You will gain an understanding of the political theories of biopolitics and necropolitics in their applications to the politics of (reproductive) healthcare on a population scale. As theorized by Michel Foucault, the regime of biopolitics is aimed at administering, optimising and multiplying life and all its processes; it describes the form of management at the root of modern governmentality (Foucault 1976: 137).
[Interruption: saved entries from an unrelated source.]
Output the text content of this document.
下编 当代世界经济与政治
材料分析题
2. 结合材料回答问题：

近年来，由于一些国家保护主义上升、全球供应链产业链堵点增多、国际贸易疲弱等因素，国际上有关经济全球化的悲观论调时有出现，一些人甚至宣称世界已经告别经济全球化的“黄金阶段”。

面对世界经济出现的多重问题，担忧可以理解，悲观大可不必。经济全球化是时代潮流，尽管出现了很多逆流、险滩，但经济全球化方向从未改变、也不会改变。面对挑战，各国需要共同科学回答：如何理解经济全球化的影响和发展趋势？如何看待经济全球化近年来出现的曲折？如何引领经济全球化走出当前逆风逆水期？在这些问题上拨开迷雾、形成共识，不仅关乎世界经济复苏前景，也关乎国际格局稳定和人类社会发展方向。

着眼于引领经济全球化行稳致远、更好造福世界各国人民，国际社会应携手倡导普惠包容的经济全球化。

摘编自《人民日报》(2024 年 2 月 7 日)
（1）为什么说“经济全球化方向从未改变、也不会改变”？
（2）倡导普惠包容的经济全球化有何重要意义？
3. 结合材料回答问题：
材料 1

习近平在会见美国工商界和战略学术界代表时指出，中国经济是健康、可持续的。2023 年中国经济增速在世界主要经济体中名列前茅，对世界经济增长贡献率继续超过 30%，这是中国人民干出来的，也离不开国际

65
The state’s practices of regulation, or biopower, are directed towards the individual body, which contains “the mechanics of life” (ibid, 1939).
This course will:
- familiarise you with transdisciplinary research
- employ object-led and research-led teaching
- emphasise historical artefacts and imagery
- introduce you to primary sources from the 1920s, such as letters and pamphlets
- develop your critical analysis skills in relation to the complex and contested topic of reproductive healthcare
- develop your understanding of modernity in Britain, especially with regard to women’s lives, health, sexuality, and feminisms
- develop your understanding of eugenics historically, as well as sensitising you to its ideologies as they resurface today
- develop your discussion, critical thinking, group work, and writing skills
Please note the emotive and/or politically charged nature of topics that will be raised in this course as per the above description. While they are not the focus of the course, partner abuse, rape, miscarriage, and child loss will come up in readings and discussion. Participants in this course are asked to treat these topics and each other with care and respect.